A transcript tells you what everyone said. A receipt tells you what was decided, by whom, with what authority, and against what state. Startup Build needed launch ballots because a finished index.html did not explain why anyone should release it. Chaos Lab needed quality scoring because a station in orbit did not explain whether the council or the harness had governed.

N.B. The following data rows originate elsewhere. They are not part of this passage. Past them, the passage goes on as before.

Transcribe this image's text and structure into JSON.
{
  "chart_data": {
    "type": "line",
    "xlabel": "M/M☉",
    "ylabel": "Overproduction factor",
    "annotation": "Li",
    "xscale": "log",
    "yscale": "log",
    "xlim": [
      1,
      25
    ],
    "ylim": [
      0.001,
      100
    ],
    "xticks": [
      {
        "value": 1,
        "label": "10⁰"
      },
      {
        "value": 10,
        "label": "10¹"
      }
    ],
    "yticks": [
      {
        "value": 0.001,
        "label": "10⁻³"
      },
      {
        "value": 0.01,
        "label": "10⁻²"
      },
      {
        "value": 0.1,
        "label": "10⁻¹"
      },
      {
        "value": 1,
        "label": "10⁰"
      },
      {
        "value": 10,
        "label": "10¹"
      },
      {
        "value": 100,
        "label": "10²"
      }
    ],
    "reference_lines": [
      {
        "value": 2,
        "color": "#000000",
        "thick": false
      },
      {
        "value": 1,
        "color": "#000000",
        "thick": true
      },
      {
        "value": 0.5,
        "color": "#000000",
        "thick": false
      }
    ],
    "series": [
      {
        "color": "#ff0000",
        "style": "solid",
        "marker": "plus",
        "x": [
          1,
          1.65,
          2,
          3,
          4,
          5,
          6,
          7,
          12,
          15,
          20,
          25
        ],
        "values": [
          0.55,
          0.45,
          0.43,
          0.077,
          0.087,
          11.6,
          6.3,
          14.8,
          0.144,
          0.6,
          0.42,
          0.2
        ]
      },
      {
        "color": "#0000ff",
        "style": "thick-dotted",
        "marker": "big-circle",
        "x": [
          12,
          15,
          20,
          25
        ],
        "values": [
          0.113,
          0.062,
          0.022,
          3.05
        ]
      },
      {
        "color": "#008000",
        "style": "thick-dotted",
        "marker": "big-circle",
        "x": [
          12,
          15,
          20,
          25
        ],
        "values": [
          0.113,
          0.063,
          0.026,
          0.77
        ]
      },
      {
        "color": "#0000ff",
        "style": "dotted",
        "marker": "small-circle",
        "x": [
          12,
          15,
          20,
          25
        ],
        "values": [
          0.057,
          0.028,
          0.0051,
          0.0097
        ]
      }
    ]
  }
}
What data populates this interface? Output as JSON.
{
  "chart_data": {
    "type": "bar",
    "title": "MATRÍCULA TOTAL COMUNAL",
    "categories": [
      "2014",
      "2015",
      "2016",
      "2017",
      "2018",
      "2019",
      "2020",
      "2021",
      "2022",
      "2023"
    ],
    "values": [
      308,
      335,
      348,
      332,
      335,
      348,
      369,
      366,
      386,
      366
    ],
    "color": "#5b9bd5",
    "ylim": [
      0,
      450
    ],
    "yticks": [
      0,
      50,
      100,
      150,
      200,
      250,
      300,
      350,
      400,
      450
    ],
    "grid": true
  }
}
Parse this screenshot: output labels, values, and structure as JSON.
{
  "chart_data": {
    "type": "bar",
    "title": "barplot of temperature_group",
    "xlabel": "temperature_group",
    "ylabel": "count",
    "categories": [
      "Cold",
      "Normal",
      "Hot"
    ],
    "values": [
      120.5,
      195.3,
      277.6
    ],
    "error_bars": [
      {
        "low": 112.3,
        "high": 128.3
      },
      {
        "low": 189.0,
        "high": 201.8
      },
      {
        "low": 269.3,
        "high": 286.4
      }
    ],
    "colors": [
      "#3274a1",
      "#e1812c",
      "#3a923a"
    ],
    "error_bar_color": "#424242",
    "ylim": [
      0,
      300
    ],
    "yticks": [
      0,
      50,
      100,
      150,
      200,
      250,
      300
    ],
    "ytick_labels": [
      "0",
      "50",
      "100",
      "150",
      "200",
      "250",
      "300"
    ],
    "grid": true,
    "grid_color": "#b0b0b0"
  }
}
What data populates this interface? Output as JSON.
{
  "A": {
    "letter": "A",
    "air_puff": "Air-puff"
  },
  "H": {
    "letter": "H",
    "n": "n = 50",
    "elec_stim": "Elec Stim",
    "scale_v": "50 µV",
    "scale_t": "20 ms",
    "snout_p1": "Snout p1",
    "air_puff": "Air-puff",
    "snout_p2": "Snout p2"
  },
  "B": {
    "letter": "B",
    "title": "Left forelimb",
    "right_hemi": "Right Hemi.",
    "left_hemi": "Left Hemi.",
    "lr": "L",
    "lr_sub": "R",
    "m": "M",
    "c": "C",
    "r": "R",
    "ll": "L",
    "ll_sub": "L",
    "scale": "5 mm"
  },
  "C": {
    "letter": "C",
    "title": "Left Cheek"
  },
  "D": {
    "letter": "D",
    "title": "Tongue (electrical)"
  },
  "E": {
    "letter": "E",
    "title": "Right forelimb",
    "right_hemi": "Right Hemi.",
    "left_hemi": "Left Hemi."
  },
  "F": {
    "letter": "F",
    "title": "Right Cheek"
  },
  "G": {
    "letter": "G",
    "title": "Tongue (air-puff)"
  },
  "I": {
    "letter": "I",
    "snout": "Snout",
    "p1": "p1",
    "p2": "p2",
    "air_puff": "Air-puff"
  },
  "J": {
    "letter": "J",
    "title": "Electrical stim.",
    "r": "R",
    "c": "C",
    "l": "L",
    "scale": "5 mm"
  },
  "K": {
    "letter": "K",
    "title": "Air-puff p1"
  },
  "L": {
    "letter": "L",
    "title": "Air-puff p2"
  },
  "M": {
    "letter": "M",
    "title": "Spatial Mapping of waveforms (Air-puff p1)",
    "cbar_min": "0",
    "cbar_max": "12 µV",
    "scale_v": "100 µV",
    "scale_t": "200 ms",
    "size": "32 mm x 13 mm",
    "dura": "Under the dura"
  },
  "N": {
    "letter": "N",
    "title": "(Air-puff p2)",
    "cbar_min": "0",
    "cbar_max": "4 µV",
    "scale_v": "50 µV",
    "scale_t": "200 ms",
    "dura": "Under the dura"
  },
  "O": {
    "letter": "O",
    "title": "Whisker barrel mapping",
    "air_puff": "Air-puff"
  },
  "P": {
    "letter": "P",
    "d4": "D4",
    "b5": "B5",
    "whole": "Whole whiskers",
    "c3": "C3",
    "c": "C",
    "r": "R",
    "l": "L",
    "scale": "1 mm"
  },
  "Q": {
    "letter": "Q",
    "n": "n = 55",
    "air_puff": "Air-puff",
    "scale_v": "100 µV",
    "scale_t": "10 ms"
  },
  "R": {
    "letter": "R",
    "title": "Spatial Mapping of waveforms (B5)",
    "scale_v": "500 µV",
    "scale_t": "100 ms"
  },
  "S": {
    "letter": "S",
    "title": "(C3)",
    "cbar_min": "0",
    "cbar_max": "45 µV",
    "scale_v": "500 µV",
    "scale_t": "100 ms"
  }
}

The coordination layer is the boring office around the impressive worker: the ticket number, the handoff packet, the approval gate, the audit log, the rollback path, the red folder someone opens when the normal path fails. Upgrade the model without changing that office and the system produces cleaner prose, prettier code, and faster answers inside the same broken acceptance process.

Outside the lab

The same shape already shows up in ordinary deployments. A support agent drafts replies and closes low-severity tickets. A reporting agent writes the weekly executive summary. A coding agent opens a pull request. A finance ops agent reconciles invoices. A compliance agent flags policy violations in long documents.

In each case, the visible artifact exists: the reply, the summary, the pull request, the reconciled invoice row, the policy flag attached to a paragraph.

A warehouse does not treat every box on the loading dock as inventory. Someone checks the packing slip, looks for damage, records the lot number, handles exceptions, and knows how to reverse the entry if the shipment was wrong. The box arriving is production; inventory is authorization. Agent deployment needs the same break between the two.

A support dashboard can look green while customers are getting politely useless replies. A weekly summary can look clean while the source table had a stale field. A compliance flag can look decisive while nobody knows whether the model saw the relevant exception. The agent being wrong is one risk. The larger one is a workflow where wrong work moves forward with no named person, no sampled review, and no rollback path.

Future Shock published The Boring Stack Playbook for the work this implies: intake, handoffs, receipts, escalation, and fewer humans copy-pasting between tabs.

The eighth minute

A typical agent demo asks whether the model can perform a task once. That is a useful test. It does not show the reviewer who is allowed to say no, the record someone retrieves six weeks later, or the path back when the answer turns out to be wrong.

A demo that ran one minute longer would show the ballot, the dissent, the silent failure, the rollback, and the name attached to the change. Less photogenic. That is the eighth minute, and most of the labor of running agents inside a company sits there.